British Columbia Centre for Excellence in HIV/AIDS, St. Paul's Hospital, Vancouver, British Columbia, Canada.
J Acquir Immune Defic Syndr. 2010 Dec;55 Suppl 1(Suppl 1):S23-6. doi: 10.1097/QAI.0b013e3181f9c203.
Comprehensive HIV prevention interventions are increasingly recognized as critical in the global effort to reduce HIV transmission among people who use injection drugs. Scientific evidence clearly shows that a variety of biomedical, behavioral, and structural interventions can prevent and reduce injection drug user-driven HIV epidemics, yet social and structural barriers to their implementation remain. This review discusses the scientific evidence on the effectiveness of individual programs for reducing HIV incidence among people who use injection drugs and how, by integrating individual programs as complements within a comprehensive HIV prevention approach, it is possible to achieve, and to sustain, greater results than those of individual programs alone. The article concludes with a discussion of a critical research priority; namely, to improve the implementation of comprehensive HIV prevention interventions in settings of prevalent injection drug use and to overcome the often complex barriers that impede them. Such an effort will require more than research alone, however. It will also require the ongoing commitment of policymakers, public health officials, and the affected communities themselves to use comprehensive HIV treatment and prevention as the most effective strategy to reduce new HIV infections.

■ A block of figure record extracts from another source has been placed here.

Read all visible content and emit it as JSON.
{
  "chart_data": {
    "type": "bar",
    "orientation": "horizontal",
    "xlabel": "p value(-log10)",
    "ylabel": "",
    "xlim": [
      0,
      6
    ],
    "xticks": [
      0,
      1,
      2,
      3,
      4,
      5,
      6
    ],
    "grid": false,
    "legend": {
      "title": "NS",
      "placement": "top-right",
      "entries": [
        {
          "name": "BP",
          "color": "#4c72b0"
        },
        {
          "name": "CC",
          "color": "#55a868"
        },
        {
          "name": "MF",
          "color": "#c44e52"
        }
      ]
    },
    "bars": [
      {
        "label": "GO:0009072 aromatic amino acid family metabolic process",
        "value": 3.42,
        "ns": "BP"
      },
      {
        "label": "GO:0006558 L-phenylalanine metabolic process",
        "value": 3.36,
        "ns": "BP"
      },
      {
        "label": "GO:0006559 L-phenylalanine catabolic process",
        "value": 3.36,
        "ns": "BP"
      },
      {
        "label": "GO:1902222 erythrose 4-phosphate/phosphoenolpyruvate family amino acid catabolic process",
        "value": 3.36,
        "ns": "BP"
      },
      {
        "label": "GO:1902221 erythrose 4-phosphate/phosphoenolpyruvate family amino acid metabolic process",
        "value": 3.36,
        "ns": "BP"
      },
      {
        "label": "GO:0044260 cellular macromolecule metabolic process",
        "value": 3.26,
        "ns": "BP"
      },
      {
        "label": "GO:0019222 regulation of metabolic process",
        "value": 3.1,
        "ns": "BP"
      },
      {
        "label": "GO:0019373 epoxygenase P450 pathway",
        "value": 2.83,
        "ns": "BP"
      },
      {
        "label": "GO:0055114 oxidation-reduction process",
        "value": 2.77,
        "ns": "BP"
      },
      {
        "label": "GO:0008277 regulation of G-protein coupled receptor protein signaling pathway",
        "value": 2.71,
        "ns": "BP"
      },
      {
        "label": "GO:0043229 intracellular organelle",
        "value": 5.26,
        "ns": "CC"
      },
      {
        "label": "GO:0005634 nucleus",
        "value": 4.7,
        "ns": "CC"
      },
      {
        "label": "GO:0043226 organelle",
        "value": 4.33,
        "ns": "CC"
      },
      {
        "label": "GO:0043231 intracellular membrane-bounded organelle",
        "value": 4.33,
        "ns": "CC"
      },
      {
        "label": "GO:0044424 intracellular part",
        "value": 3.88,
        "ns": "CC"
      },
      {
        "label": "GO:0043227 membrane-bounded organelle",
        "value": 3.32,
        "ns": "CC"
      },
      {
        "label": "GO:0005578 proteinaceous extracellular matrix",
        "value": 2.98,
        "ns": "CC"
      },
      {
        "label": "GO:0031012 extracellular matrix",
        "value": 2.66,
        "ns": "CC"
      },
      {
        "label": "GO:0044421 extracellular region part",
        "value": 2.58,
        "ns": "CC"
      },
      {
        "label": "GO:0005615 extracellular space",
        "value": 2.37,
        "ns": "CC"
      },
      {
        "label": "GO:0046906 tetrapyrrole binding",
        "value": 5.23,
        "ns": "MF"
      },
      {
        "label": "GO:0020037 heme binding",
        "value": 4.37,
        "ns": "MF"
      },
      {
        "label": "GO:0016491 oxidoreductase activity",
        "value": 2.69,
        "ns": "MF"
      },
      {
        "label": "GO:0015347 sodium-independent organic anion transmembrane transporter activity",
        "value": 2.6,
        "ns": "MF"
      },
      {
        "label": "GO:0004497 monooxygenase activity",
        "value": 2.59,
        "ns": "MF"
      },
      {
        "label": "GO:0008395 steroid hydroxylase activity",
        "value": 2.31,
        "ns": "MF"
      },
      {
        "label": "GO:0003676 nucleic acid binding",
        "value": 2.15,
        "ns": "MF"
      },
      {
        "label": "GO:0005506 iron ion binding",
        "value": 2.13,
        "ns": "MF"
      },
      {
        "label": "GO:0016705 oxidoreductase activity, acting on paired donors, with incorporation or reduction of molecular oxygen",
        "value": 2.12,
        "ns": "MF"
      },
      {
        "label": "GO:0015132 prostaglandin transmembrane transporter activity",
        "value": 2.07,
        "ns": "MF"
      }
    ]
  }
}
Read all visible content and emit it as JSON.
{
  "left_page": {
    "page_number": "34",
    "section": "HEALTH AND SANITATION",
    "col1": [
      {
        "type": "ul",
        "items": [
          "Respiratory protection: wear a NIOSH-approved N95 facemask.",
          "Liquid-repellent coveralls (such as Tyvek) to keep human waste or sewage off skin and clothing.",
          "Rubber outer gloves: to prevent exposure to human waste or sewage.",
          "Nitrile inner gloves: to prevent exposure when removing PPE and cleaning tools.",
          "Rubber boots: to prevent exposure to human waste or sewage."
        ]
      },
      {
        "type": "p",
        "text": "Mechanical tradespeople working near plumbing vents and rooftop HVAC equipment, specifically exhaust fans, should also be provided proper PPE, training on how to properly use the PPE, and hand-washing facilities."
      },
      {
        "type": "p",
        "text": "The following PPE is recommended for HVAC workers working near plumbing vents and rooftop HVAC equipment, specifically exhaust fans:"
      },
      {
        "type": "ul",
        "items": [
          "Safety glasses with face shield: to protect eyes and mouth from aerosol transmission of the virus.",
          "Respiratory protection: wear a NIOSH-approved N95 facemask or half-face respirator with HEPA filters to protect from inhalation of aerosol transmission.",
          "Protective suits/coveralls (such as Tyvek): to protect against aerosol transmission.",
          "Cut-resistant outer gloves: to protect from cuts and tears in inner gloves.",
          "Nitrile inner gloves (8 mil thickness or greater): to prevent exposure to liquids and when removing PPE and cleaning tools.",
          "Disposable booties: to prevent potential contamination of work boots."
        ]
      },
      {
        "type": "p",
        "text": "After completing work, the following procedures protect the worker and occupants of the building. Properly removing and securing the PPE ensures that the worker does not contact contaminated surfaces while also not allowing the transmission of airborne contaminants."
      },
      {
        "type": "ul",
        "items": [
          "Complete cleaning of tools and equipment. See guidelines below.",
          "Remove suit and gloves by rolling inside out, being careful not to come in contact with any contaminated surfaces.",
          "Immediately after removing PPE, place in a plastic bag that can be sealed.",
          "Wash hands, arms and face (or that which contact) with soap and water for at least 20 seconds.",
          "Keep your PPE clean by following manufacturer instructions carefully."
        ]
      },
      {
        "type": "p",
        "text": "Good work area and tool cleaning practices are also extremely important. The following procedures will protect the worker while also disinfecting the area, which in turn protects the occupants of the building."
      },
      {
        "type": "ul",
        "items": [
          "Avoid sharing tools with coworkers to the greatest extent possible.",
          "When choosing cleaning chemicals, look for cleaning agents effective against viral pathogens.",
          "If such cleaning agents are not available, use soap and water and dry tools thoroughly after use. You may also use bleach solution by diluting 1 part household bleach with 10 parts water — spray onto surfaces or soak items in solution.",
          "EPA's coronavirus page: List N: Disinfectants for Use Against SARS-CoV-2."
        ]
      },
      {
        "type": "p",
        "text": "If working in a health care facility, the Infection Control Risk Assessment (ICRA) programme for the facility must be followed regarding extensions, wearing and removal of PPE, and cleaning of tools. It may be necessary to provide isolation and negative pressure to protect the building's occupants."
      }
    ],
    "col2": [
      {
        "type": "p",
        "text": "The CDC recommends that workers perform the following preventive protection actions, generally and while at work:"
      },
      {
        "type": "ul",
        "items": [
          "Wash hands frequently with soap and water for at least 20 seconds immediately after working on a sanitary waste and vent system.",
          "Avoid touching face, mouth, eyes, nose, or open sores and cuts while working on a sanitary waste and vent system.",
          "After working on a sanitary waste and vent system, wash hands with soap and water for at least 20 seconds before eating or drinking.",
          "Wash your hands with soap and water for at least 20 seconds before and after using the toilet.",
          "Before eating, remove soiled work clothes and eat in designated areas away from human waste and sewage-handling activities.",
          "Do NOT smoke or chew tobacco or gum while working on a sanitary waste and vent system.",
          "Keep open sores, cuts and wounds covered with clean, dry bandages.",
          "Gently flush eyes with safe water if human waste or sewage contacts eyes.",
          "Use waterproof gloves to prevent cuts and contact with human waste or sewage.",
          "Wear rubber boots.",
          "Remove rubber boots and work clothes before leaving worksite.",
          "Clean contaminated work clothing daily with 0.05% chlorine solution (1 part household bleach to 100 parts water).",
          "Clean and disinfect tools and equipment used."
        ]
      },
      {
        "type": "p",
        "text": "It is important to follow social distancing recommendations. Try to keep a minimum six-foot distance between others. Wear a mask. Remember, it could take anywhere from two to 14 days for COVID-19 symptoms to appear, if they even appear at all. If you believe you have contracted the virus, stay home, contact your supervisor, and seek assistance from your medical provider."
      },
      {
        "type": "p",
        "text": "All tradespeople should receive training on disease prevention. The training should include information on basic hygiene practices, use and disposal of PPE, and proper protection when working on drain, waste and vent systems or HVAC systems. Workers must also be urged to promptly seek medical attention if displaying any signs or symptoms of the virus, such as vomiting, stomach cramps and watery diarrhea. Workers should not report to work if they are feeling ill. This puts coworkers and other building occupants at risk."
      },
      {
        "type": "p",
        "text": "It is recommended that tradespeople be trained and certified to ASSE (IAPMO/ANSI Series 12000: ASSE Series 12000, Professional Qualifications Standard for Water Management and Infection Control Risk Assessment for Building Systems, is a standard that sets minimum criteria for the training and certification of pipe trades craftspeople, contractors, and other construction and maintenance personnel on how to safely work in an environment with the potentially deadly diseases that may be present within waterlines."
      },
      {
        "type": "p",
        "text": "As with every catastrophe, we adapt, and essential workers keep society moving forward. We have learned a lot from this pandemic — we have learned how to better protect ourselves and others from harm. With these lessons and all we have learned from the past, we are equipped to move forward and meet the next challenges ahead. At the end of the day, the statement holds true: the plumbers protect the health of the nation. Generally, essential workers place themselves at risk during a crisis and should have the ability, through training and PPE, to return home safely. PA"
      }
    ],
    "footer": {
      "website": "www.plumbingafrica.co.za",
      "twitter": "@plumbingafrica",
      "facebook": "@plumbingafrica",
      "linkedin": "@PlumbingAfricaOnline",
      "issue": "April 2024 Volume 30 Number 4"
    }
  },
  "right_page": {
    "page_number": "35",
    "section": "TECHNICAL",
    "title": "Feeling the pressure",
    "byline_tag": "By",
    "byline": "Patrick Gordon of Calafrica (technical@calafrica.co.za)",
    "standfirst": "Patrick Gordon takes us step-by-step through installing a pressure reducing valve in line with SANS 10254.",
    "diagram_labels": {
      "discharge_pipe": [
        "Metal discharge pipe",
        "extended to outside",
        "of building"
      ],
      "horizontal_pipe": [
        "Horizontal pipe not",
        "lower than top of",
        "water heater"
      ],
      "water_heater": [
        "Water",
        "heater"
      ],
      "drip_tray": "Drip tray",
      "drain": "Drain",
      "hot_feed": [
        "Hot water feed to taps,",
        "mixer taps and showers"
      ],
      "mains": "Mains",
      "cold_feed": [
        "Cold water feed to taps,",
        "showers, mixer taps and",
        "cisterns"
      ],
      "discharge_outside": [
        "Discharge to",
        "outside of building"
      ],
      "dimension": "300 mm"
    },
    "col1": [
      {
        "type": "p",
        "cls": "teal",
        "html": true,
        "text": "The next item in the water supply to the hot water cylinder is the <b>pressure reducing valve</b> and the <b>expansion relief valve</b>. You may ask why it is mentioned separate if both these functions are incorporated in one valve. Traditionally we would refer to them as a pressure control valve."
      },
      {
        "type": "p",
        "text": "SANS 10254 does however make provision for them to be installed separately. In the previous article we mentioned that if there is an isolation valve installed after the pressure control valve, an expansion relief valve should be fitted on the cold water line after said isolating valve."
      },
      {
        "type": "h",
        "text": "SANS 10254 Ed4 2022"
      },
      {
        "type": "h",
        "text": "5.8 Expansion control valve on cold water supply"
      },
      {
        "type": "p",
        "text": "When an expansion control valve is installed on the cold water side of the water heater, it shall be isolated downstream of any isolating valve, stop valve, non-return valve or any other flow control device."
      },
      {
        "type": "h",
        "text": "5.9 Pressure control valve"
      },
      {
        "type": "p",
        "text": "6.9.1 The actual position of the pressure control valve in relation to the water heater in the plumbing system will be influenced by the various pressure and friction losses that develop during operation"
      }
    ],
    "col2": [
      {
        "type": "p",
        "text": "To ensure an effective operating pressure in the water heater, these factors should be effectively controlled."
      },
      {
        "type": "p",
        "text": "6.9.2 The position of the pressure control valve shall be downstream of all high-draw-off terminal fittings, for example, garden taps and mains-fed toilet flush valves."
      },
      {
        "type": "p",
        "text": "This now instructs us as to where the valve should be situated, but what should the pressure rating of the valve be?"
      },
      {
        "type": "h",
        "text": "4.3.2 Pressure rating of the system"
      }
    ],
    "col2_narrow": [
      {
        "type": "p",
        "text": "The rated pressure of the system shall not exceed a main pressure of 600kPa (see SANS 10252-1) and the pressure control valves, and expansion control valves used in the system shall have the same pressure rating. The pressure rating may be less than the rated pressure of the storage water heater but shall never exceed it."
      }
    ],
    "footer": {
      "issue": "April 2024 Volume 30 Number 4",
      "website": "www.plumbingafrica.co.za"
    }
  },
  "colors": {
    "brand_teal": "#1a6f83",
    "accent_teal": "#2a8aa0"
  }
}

综合艾滋病预防干预措施在全球范围内减少注射毒品使用者中艾滋病毒传播的努力中日益得到认可。科学证据清楚地表明,各种生物医学、行为和结构干预措施可以预防和减少注射毒品使用者驱动的艾滋病毒流行,但在实施这些干预措施方面仍存在社会和结构障碍。本文讨论了关于减少注射毒品使用者中艾滋病毒发病率的个别项目的有效性的科学证据,以及如何通过将个别项目整合为综合艾滋病毒预防方法的补充,实现并维持比个别项目单独取得更大的成果。文章最后讨论了一个关键的研究重点,即改善在注射毒品流行环境中实施综合艾滋病毒预防干预措施,并克服常常阻碍这些措施的复杂障碍。然而,这一努力不仅需要研究。它还需要政策制定者、公共卫生官员和受影响社区自身不断承诺将综合艾滋病毒治疗和预防作为减少新的艾滋病毒感染的最有效战略。